Garlic was added to my woes once I left Denmark. When I had a stroke three years ago I spent weeks in the Chelsea and Westminster Hospital, not only half paralysed but deeply nauseous. Thanks to Lloyd Grossman, the hospital food (prepared in Wales) was saturated with garlic and the nurses and doctors stank of the stuff.

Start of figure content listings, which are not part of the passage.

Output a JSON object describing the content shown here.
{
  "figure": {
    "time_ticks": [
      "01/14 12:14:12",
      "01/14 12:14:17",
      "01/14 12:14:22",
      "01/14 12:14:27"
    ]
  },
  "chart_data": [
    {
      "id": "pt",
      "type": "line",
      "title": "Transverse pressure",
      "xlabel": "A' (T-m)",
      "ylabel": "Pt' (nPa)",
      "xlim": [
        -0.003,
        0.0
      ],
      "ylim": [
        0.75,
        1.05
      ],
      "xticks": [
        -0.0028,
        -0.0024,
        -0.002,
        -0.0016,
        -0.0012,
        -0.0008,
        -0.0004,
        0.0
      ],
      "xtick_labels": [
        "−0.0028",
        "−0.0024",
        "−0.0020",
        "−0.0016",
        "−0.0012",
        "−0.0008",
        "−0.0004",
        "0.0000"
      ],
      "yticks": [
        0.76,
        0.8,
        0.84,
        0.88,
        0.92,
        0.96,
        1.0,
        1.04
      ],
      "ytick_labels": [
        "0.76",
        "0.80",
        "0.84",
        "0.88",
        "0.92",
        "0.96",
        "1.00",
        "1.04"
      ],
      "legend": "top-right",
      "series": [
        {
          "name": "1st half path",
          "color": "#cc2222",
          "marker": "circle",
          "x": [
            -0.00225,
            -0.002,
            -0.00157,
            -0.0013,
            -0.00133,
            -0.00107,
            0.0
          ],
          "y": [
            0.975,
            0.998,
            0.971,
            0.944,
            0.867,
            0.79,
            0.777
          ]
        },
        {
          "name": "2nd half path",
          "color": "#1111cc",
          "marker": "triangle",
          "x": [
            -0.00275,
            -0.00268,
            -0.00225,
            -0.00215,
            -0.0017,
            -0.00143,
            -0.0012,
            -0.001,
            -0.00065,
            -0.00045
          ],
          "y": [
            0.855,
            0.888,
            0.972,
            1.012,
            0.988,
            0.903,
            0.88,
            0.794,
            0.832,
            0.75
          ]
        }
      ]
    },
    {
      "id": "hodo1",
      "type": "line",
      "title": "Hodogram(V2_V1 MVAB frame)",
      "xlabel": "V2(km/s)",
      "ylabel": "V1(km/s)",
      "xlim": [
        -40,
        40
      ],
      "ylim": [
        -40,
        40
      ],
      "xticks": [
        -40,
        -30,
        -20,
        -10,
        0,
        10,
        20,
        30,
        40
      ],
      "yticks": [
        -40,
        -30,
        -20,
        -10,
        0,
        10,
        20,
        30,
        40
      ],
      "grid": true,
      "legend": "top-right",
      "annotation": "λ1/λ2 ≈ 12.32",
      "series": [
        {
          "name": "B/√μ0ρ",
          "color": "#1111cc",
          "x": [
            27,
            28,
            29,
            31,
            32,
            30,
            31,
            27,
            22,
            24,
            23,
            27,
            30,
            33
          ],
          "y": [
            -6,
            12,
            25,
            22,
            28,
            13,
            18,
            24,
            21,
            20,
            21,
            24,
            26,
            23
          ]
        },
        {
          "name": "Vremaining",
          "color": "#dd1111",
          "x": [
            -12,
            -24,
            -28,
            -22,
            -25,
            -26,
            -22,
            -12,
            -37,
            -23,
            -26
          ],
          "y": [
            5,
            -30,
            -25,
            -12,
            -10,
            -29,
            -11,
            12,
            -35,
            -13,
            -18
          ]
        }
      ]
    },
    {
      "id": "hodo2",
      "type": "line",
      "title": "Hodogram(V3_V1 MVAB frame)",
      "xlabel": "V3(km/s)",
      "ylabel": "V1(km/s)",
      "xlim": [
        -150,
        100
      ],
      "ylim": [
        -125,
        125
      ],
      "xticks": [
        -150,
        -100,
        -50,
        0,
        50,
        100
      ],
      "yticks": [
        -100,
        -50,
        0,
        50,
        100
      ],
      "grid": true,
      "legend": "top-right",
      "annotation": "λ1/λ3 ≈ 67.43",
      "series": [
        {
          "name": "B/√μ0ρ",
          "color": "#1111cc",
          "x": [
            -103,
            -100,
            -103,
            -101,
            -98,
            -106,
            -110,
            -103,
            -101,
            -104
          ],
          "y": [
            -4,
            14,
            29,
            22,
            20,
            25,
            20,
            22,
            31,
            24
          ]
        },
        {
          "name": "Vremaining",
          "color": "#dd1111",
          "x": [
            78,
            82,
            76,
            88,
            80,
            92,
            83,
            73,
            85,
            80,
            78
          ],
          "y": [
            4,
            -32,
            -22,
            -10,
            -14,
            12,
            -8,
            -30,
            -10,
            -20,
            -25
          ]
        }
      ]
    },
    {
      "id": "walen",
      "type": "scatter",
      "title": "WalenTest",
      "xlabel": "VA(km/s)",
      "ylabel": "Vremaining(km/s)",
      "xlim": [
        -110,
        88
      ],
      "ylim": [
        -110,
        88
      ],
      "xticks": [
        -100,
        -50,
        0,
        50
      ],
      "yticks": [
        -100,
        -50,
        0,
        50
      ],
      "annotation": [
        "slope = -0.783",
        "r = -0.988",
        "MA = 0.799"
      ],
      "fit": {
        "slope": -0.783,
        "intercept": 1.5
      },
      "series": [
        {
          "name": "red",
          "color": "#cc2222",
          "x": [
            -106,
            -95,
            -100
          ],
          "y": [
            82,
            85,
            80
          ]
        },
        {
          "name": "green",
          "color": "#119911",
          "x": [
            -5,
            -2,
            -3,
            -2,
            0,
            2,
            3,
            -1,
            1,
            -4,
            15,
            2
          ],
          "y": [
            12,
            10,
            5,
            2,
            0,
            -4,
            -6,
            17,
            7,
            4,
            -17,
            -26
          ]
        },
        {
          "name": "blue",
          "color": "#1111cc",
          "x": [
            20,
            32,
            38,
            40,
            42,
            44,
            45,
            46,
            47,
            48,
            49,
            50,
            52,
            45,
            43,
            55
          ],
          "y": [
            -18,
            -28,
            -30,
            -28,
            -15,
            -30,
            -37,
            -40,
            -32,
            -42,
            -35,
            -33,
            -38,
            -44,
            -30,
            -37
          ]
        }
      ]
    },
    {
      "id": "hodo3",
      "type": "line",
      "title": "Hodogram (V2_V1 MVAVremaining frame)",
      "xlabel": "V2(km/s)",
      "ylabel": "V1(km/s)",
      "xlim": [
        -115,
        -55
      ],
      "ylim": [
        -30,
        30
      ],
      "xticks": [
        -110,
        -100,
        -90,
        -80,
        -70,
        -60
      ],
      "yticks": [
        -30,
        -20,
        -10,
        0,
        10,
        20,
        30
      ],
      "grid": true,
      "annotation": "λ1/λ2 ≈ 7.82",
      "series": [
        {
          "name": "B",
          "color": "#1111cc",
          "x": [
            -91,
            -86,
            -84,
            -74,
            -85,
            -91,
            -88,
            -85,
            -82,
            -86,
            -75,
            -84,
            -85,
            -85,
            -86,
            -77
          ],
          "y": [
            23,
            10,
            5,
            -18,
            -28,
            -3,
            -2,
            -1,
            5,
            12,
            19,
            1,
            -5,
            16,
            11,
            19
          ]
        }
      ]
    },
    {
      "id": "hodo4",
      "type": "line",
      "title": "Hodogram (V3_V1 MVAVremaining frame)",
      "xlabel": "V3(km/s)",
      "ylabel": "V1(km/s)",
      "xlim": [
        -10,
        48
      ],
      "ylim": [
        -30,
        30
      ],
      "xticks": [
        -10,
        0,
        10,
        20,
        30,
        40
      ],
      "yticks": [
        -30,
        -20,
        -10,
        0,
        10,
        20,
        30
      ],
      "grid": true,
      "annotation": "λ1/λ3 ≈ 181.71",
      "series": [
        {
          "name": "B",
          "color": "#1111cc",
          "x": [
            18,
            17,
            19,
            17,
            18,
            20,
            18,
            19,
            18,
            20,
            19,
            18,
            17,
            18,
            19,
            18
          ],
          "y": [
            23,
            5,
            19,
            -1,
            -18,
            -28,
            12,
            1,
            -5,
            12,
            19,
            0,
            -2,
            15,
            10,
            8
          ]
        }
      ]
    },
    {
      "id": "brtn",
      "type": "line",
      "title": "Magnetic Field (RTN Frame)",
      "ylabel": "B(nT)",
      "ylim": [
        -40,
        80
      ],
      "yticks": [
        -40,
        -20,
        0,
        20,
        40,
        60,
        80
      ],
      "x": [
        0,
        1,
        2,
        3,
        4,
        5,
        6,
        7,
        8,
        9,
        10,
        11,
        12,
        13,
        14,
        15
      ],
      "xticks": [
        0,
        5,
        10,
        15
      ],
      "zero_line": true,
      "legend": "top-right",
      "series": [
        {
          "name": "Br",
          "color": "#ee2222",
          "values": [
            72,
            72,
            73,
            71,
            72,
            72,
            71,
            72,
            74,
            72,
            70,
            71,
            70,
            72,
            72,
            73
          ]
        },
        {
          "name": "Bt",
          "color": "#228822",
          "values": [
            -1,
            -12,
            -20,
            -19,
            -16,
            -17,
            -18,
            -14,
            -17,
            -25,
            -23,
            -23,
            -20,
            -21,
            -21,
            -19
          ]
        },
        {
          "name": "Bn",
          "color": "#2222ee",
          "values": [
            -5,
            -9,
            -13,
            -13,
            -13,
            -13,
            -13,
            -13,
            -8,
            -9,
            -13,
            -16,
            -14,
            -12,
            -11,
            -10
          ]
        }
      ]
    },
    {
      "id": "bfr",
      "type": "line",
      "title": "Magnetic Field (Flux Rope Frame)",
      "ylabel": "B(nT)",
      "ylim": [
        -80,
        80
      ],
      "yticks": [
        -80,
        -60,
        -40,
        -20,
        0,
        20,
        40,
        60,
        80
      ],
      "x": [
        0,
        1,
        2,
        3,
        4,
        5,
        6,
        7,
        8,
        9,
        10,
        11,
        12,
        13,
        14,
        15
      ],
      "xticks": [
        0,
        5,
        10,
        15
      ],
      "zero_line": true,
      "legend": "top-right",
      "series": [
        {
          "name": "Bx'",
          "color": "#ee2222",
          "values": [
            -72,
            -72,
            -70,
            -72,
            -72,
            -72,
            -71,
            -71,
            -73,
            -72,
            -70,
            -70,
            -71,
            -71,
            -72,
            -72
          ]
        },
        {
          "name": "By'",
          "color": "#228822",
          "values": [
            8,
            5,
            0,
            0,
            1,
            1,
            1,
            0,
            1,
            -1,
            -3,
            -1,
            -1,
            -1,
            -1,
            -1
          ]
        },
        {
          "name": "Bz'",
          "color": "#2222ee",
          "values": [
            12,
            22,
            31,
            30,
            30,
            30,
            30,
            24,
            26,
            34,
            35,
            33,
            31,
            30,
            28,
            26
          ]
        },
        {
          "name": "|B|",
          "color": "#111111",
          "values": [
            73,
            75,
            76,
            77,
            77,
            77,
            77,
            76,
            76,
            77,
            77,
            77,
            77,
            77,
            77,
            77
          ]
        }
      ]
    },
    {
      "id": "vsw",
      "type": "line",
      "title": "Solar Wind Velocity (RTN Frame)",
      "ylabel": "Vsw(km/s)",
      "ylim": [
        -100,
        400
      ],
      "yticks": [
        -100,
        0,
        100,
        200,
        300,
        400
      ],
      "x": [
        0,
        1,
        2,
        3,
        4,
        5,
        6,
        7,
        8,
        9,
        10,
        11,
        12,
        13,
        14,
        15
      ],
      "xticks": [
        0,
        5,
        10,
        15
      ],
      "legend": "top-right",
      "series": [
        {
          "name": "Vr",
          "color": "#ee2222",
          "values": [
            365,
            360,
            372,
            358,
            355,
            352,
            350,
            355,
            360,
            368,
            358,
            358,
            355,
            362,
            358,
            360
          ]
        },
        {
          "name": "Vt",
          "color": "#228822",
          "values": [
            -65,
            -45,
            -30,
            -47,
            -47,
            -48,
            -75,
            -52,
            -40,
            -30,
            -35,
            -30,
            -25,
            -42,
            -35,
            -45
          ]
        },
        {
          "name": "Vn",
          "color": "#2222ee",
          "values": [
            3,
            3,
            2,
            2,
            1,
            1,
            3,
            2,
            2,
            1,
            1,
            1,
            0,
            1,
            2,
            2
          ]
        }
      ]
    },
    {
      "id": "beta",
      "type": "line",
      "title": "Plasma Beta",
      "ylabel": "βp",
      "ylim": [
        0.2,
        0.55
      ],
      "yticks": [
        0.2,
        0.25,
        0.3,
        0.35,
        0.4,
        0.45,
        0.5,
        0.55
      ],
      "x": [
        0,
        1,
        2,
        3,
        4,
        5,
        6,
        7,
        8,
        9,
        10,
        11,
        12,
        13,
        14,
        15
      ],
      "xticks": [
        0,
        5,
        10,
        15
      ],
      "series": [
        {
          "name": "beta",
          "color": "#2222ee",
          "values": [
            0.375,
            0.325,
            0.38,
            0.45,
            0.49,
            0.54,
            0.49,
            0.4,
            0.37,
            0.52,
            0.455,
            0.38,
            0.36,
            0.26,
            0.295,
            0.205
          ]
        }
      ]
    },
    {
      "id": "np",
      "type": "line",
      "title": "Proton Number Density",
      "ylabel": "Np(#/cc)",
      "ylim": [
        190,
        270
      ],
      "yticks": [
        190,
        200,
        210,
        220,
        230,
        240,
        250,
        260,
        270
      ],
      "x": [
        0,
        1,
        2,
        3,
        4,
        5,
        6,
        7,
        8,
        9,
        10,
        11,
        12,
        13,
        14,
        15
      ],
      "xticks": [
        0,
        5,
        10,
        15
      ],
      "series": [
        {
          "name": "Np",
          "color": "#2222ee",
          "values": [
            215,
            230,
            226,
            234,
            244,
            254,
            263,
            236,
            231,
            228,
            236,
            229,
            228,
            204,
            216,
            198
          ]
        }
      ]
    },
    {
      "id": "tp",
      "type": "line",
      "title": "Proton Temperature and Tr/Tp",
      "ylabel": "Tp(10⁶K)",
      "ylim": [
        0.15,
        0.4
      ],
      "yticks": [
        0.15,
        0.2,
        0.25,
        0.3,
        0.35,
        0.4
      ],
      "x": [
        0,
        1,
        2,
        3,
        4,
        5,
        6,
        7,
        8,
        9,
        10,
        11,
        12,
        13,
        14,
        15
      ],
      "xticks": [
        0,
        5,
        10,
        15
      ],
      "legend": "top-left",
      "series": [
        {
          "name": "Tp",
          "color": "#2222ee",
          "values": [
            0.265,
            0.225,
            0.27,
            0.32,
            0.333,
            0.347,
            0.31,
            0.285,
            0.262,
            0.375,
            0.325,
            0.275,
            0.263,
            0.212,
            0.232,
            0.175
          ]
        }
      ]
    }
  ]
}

Meanwhile, I still don’t lunch with Danes - or Swedes...

Osmophobia

Ed:
Osmophobia or olfactophobia is a ‘fear, aversion, or psychological hypersensitivity’ to smells suffered by around 40% of migraineurs. The smells that most commonly offended the migraine patients during headache attacks, according to Professor Giorgio Zanchin, from the University of Padua who has recently studied the condition, came from perfume (64%), food (55%) and cigarette smoke (55%).

Could the connection between strong smells and migraine have more to do with a physiological reaction, such as Sinnet’s, rather than a psychological ‘fear or aversion’?